The tech sector went through a similar rethink. Apple, Inc. is the standard bearer, while Taiwan Semiconductor Manufacturing Co. (TSMC) and Foxconn Technology Group are prime examples of supply-chain providers that made adjustments long before they were needed. The process of making an iPhone starts upstream with TSMC providing chips, then Foxconn assembling the devices before Apple handles logistics and sales. Over the past decade, each of the upper, middle, and downstream links in the supply chain have almost doubled the proportion of inventory they hold.
This expansion of reserves across sectors from cars to cellphones has ameliorated the impact of one-time shocks such as COVID shutdowns, labor shortages, and war. Yet recent events have proven that stockpiles alone aren’t enough to shepherd us through crises.
The modern global economy relies on Adam Smith’s free-market belief that countries should focus on what they’re relatively better at, rather than erecting protectionist barriers and trying to make everything locally. Smith’s thesis was found within his revelatory opus An Inquiry Into the Nature and Causes of the Wealth of Nations — the late 20th century’s embrace of trade liberalization did indeed bring wealth to many nations and lifted billions of people out of poverty.
The result was a hub-and-spoke structure for global production, with China at the center. That model gained momentum after the Soviet Union fell and the world enjoyed relative peace — but it was only possible because of a rapidly expanding network of global aviation and marine transport. Huge aircraft and even bigger ships meant it was quicker and cheaper to make everything in one place, then transport it across the globe rather than attempt local production closer to the end market. Smith was right, it seemed.
An almost total cessation of passenger flights from the start of the pandemic in 2020 was the first sign that this model is too brittle. The closure of the Suez Canal, caused by poor piloting in the waterway, in 2021 was a stark reminder of how unstable one single stretch of marine traffic can be. The blockage also highlighted how much we rely on just a few supply lines to connect major consumption economies to a handful of production bases. On the other side of the world, climate change is creating drought and slowing traffic through the Panama Canal that joins Asia to eastern America.
Growing suspicion between the US and China may be the saving grace.
International buyers have long known that it was risky to put all their production eggs in one basket. But heightened tensions, including a Tech Cold War, have forced clients and suppliers to shift away from China to India, Vietnam, and Mexico. None will replace the former, but over the coming years, we should expect a shrinking proportion of products to be sourced from the world’s second-largest economy.
India, now the most populous nation, will take some of that business, but the days of mega factories — as seen in China’s Shenzhen and Zhengzhou cities — is over.

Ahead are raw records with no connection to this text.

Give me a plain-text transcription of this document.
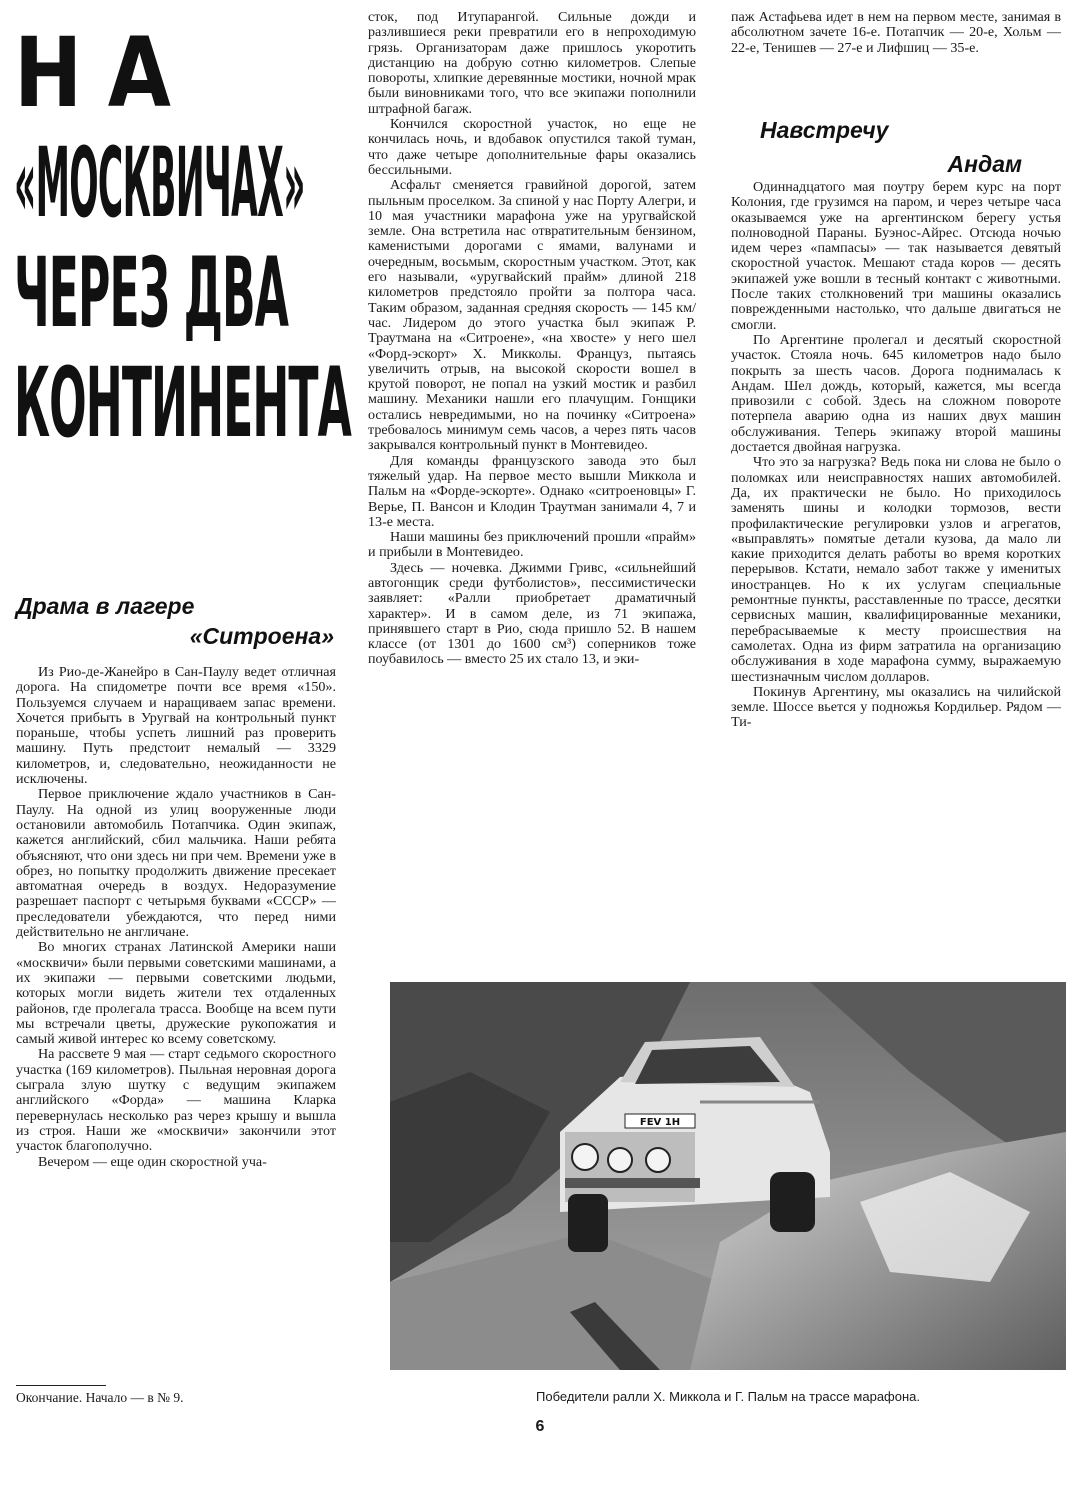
НА
«МОСКВИЧАХ»
ЧЕРЕЗ ДВА
КОНТИНЕНТА
Драма в лагере
«Ситроена»

Из Рио-де-Жанейро в Сан-Паулу ведет отличная дорога. На спидометре почти все время «150». Пользуемся случаем и наращиваем запас времени. Хочется прибыть в Уругвай на контрольный пункт пораньше, чтобы успеть лишний раз проверить машину. Путь предстоит немалый — 3329 километров, и, следовательно, неожиданности не исключены.

Первое приключение ждало участников в Сан-Паулу. На одной из улиц вооруженные люди остановили автомобиль Потапчика. Один экипаж, кажется английский, сбил мальчика. Наши ребята объясняют, что они здесь ни при чем. Времени уже в обрез, но попытку продолжить движение пресекает автоматная очередь в воздух. Недоразумение разрешает паспорт с четырьмя буквами «СССР» — преследователи убеждаются, что перед ними действительно не англичане.

Во многих странах Латинской Америки наши «москвичи» были первыми советскими машинами, а их экипажи — первыми советскими людьми, которых могли видеть жители тех отдаленных районов, где пролегала трасса. Вообще на всем пути мы встречали цветы, дружеские рукопожатия и самый живой интерес ко всему советскому.

На рассвете 9 мая — старт седьмого скоростного участка (169 километров). Пыльная неровная дорога сыграла злую шутку с ведущим экипажем английского «Форда» — машина Кларка перевернулась несколько раз через крышу и вышла из строя. Наши же «москвичи» закончили этот участок благополучно.

Вечером — еще один скоростной уча-

Окончание. Начало — в № 9.

сток, под Итупарангой. Сильные дожди и разлившиеся реки превратили его в непроходимую грязь. Организаторам даже пришлось укоротить дистанцию на добрую сотню километров. Слепые повороты, хлипкие деревянные мостики, ночной мрак были виновниками того, что все экипажи пополнили штрафной багаж.

Кончился скоростной участок, но еще не кончилась ночь, и вдобавок опустился такой туман, что даже четыре дополнительные фары оказались бессильными.

Асфальт сменяется гравийной дорогой, затем пыльным проселком. За спиной у нас Порту Алегри, и 10 мая участники марафона уже на уругвайской земле. Она встретила нас отвратительным бензином, каменистыми дорогами с ямами, валунами и очередным, восьмым, скоростным участком. Этот, как его называли, «уругвайский прайм» длиной 218 километров предстояло пройти за полтора часа. Таким образом, заданная средняя скорость — 145 км/час. Лидером до этого участка был экипаж Р. Траутмана на «Ситроене», «на хвосте» у него шел «Форд-эскорт» Х. Микколы. Француз, пытаясь увеличить отрыв, на высокой скорости вошел в крутой поворот, не попал на узкий мостик и разбил машину. Механики нашли его плачущим. Гонщики остались невредимыми, но на починку «Ситроена» требовалось минимум семь часов, а через пять часов закрывался контрольный пункт в Монтевидео.

Для команды французского завода это был тяжелый удар. На первое место вышли Миккола и Пальм на «Форде-эскорте». Однако «ситроеновцы» Г. Верье, П. Вансон и Клодин Траутман занимали 4, 7 и 13-е места.

Наши машины без приключений прошли «прайм» и прибыли в Монтевидео.

Здесь — ночевка. Джимми Гривс, «сильнейший автогонщик среди футболистов», пессимистически заявляет: «Ралли приобретает драматичный характер». И в самом деле, из 71 экипажа, принявшего старт в Рио, сюда пришло 52. В нашем классе (от 1301 до 1600 см³) соперников тоже поубавилось — вместо 25 их стало 13, и эки-

паж Астафьева идет в нем на первом месте, занимая в абсолютном зачете 16-е. Потапчик — 20-е, Хольм — 22-е, Тенишев — 27-е и Лифшиц — 35-е.

Навстречу
Андам

Одиннадцатого мая поутру берем курс на порт Колония, где грузимся на паром, и через четыре часа оказываемся уже на аргентинском берегу устья полноводной Параны. Буэнос-Айрес. Отсюда ночью идем через «пампасы» — так называется девятый скоростной участок. Мешают стада коров — десять экипажей уже вошли в тесный контакт с животными. После таких столкновений три машины оказались поврежденными настолько, что дальше двигаться не смогли.

По Аргентине пролегал и десятый скоростной участок. Стояла ночь. 645 километров надо было покрыть за шесть часов. Дорога поднималась к Андам. Шел дождь, который, кажется, мы всегда привозили с собой. Здесь на сложном повороте потерпела аварию одна из наших двух машин обслуживания. Теперь экипажу второй машины достается двойная нагрузка.

Что это за нагрузка? Ведь пока ни слова не было о поломках или неисправностях наших автомобилей. Да, их практически не было. Но приходилось заменять шины и колодки тормозов, вести профилактические регулировки узлов и агрегатов, «выправлять» помятые детали кузова, да мало ли какие приходится делать работы во время коротких перерывов. Кстати, немало забот также у именитых иностранцев. Но к их услугам специальные ремонтные пункты, расставленные по трассе, десятки сервисных машин, квалифицированные механики, перебрасываемые к месту происшествия на самолетах. Одна из фирм затратила на организацию обслуживания в ходе марафона сумму, выражаемую шестизначным числом долларов.

Покинув Аргентину, мы оказались на чилийской земле. Шоссе вьется у подножья Кордильер. Рядом — Ти-

FEV 1H

Победители ралли Х. Миккола и Г. Пальм на трассе марафона.

6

Logistics providers will need to adjust, too. Journeys from ports such as Shanghai to US destinations like Los Angeles were once the busiest routes in maritime transport. That allowed shipping companies to pile over 20,000 containers onto a single vessel, bringing unprecedented economies of scale. This benefit has faded over the past few years because China is no longer a source of cheap labor — indeed, it is often in shortage.
Now intra-Asian routes, which connect nations such as Cambodia, the Philippines, and Vietnam, are the busiest. A lot of this traffic is simply shifting half-finished goods to the next factory in the manufacturing chain, while some of it is recognition that Asian countries are now major consumers of global output.
This diversification of transport to smaller ports in the region will force lighter cargoes to be carried on lesser ships. As a result, the global industry must contend with a supply chain that consists of more docks connecting a larger number of factories, each processing fewer goods.
The crises that have brought supply chains to their breaking point have highlighted an urgent need for change. This will result in a far more robust and balanced framework for global trade and manufacturing.